The Brain Exchange
The Brain Exchange
20th Anniversary, August 1995- August 2015
San Francisco Bay Area Women's Brain Exchange


San Francisco Bay Guardian, Feb 2000

The February 23, 2000 edition of the San Francisco Bay Guardian, in its Culture Shocked column by Katharine Meiszkowski, printed an article called "Brain Tease" about the San Francisco Brain Exchange.

Reader's Digest, Oct 2003

Oprah Magazine, Nov 2003

Woman's Day Magazine, April 1, 2005 Or go to and search for Brain Exchange

Women Swear by a Meeting of Minds

by Marian Magid
Contra Costa Times

While ancient Greeks brought their pressing questions to the Oracle at Delphi, some East Bay women take their queries — with just as much faith and hope — to the Brain Exchange.

There, at monthly meetings in an El Cerrito home, they seek practical solutions to problems familiar to many 21st century women. What kinds of problems?

Thirty-something Sarah can't decide if it's time for her to have a baby — or if motherhood would interfere with her writing career. Bettina, an earnest-looking outdoorswoman, wants to find a job with an environmental organization that serves disabled people. An artist named Anna is thinking about renting out a room in her small home but isn't sure how to avoid a "tenant from hell" who would upset her quiet life.

At the Brain Exchange, these women all got suggestions — lots of suggestions.

The group gathers in the home of one of its founders, Anita Goldstein. Meetings start at 7 p.m., but by 6:45 all of the 20 or so seats are taken, and late-comers have to squeeze into the back of the room or sit on the floor. Some participants attend steadily for years; others come and go. Most newcomers are with someone who has been there before.

Participants then pull cards from a deck, and questions are asked by those holding the seven or eight lowest cards. Topics have ranged from "How do I market my business?" to "How do I find forgiveness in myself?" to "How can I survive life with a teenager — or mother-in-law?" Other members then ask clarifying questions. When the questioner is satisfied that the group understands what she's asking, a timer is set for five minutes.

The timer's first tick has the effect of a starter pistol. The room explodes with rapid-fire tips and referrals. The idea is to give a brief recommendation or referral — and then stop talking. It's not OK to tell stories or to discuss or rebut what's said, and those who do get gentle but firm reminders from Anita. The result is dozens of succinct answers to each question, ranging from the practical to the far-out.

Sarah, the prospective Mom, is advised to "realize there is never a perfect time to have a child, "to "read the book 'Operating Instructions' by successful writer-mother Anne Lamott," to "spend time around new babies before you decide to have one," and to realize that "being a Mom will make you tired whether you're 18 or 64. "After a series of cautions, a cheerful middle-aged woman gets lots of positive nods when she says, "With all the accomplishments and travel in my life, I consider my kids my greatest production. Go for it!"

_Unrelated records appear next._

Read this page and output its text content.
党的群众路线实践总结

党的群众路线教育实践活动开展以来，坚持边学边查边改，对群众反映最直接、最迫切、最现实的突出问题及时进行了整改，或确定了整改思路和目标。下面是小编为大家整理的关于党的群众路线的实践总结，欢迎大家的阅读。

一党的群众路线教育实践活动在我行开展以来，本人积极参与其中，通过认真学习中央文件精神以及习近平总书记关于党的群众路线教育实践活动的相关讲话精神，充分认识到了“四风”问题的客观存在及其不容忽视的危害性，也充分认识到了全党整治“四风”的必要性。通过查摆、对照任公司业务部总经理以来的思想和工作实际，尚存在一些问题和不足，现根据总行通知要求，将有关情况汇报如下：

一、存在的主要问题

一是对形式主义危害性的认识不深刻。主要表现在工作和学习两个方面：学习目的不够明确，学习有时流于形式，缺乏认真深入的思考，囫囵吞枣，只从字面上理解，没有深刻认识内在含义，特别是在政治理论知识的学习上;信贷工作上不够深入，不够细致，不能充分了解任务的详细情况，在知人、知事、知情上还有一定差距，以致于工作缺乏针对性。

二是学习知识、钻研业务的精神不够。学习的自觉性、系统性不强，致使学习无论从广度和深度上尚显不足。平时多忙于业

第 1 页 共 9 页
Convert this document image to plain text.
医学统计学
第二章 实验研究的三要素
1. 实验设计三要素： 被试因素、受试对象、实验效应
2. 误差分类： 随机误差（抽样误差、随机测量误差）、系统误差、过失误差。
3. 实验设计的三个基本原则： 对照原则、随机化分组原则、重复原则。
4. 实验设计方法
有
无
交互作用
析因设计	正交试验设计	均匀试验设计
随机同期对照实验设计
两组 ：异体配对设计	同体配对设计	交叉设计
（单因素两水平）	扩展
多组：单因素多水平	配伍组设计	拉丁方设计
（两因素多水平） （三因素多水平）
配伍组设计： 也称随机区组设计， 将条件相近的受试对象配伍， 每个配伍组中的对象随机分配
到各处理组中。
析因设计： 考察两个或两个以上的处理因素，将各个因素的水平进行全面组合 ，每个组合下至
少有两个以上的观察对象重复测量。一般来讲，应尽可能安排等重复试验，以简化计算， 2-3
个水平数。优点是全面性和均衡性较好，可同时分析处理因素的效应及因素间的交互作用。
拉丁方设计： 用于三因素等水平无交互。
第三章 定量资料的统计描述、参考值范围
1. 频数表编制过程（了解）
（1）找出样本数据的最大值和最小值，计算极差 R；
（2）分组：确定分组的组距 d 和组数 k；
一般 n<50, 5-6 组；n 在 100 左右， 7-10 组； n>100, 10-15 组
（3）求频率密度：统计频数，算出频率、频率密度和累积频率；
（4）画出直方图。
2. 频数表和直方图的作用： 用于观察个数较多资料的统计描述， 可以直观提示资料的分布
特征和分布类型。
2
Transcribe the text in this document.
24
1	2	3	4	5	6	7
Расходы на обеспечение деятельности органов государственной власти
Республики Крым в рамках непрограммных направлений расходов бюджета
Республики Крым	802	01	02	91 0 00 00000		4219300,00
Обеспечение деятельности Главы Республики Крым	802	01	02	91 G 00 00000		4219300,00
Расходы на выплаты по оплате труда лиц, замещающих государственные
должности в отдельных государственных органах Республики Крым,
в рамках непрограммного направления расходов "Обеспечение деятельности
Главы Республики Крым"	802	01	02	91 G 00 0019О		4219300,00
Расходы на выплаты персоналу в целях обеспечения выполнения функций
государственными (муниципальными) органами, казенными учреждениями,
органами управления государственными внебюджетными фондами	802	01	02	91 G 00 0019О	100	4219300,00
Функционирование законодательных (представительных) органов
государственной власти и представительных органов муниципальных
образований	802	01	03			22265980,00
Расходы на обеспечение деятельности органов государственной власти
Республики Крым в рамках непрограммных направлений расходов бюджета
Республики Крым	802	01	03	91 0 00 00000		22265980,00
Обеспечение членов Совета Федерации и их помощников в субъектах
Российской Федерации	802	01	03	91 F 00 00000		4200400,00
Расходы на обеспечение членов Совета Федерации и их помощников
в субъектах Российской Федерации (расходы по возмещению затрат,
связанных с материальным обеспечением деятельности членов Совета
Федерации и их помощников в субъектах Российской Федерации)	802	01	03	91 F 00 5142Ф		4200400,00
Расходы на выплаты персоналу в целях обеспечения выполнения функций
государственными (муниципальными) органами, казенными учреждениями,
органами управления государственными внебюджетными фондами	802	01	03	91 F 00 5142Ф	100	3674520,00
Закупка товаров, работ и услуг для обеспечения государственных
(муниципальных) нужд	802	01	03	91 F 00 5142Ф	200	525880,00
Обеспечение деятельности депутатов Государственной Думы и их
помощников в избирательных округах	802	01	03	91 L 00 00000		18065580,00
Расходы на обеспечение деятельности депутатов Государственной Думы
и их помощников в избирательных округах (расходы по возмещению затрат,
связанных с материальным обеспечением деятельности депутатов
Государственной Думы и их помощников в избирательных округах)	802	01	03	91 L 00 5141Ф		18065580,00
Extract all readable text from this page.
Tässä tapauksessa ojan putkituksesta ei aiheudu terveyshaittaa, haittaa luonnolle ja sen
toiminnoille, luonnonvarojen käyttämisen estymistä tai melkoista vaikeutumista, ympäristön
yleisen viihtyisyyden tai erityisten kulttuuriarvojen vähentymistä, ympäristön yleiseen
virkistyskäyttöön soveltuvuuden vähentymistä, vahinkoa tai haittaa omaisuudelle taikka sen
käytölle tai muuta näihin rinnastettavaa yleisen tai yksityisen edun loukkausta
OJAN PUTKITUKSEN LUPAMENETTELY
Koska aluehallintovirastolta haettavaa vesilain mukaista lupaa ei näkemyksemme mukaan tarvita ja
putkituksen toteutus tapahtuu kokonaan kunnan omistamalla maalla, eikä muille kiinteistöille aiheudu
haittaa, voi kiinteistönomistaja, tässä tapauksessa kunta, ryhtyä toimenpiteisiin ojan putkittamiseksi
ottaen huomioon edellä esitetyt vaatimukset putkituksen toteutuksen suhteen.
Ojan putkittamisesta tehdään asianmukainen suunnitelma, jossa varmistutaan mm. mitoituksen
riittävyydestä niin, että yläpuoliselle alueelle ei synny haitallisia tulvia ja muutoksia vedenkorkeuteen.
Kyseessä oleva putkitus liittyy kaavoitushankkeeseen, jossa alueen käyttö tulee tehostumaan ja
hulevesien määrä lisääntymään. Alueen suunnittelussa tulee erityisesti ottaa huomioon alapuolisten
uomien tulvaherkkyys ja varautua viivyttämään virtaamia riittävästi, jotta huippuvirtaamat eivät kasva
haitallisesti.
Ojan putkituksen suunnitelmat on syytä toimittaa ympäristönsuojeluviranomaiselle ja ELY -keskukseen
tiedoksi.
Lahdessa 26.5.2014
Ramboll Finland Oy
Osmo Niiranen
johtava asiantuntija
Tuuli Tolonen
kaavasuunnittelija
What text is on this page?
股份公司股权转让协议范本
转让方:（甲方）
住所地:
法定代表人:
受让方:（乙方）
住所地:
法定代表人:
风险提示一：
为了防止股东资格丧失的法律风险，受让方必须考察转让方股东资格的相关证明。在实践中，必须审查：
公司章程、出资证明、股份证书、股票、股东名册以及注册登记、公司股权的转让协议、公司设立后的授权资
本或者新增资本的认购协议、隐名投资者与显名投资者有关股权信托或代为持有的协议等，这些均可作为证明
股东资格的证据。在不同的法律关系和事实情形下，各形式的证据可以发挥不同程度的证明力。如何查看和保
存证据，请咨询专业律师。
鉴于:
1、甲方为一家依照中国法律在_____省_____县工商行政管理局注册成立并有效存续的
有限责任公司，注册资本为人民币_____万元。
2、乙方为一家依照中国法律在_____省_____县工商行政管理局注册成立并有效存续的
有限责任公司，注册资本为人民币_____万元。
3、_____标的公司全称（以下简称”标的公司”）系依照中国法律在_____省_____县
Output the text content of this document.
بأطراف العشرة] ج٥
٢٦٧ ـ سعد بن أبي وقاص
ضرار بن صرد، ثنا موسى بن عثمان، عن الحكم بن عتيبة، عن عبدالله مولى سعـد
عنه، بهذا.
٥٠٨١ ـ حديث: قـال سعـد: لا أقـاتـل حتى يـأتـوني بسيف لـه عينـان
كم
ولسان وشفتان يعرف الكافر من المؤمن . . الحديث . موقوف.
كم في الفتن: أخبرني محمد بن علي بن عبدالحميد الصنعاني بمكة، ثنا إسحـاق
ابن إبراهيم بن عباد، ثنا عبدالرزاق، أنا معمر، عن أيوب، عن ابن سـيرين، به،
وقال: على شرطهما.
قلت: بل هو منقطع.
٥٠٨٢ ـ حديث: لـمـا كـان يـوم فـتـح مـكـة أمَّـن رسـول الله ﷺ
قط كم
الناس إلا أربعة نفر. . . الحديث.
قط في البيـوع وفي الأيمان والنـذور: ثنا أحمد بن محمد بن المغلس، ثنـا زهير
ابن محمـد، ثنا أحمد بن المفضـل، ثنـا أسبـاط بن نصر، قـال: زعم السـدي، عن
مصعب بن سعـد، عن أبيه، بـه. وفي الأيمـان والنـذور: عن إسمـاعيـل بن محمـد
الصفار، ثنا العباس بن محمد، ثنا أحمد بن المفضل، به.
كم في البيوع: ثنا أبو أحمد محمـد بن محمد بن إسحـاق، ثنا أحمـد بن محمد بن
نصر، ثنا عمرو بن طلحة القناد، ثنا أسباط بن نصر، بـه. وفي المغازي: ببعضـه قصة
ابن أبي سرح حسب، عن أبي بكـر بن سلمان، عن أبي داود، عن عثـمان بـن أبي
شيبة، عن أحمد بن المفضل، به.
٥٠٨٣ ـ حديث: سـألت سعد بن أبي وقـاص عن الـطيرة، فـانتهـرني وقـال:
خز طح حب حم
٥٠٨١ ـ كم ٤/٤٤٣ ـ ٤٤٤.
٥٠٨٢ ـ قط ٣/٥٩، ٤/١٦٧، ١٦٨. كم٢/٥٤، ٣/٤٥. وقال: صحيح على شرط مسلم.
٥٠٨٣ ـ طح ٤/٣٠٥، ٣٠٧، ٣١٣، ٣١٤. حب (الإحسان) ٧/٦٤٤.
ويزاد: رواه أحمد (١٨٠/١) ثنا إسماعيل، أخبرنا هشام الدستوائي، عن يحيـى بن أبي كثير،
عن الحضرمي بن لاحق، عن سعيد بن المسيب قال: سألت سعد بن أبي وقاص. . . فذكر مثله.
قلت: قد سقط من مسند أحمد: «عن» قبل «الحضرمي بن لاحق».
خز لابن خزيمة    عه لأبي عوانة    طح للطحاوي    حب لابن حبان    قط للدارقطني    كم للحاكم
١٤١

Job-seeker Bettina, a first-timer at the meeting, gets a list of more than 20 contacts for environmental work, including two that specialize in wilderness trips for disabled people. A look of amazement crosses her face as she whispers a nearly breathless, "Gee, thanks" when her turn ends.

Anna hits her own jackpot in her search for a renter. One woman says she'll send Anna a list of questions and some proven tips that "virtually guarantee you'll get a good tenant." Someone suggests a science graduate student — they almost never leave their labs. Another advises her to call airlines for a "tenant from heaven" — pilots or flight attendants who need an occasional place to sleep. Each comment is recorded on a computer by the group's co-founder, Susan Goldstein, who is not related to Anita. A few days later, everyone gets the whole list of brainstormed suggestions by e-mail. Everyone is free to use any suggestion, whether or not they asked a question.

Attendees can also send out pleas through a mass e-mail to any Brain Exchangers who choose to receive them. Recently, one woman looking for a ghost writer for her tales about seniors and sex got more than 80 replies.

There are no fees. Anita calls the many hours she devotes to the group "a gift I give myself and others." Susan says enthusiastically, "I think of it as a part of my social life." Other members fill in as facilitator or recorder when Anita or Susan is unavailable, and there's no need for other staff. There are no printed materials or RSVP's. Refreshments are simple: popcorn and bottled water brought by participants. And when the meeting is over, everyone helps put the house back in order.

Anita and Susan started the group more than eight years ago, at a time when many of their friends were "in transition" in their personal or professional lives. They had attended a brainstorming session in San Francisco and decided to try out the technique with their friends in what they thought would be a one-time experiment. The participants decided to meet again — and kept coming back. "Our goal is to help people discover the power of brainstorming to solve problems," says Susan. "Then they can use the technique in any way they choose."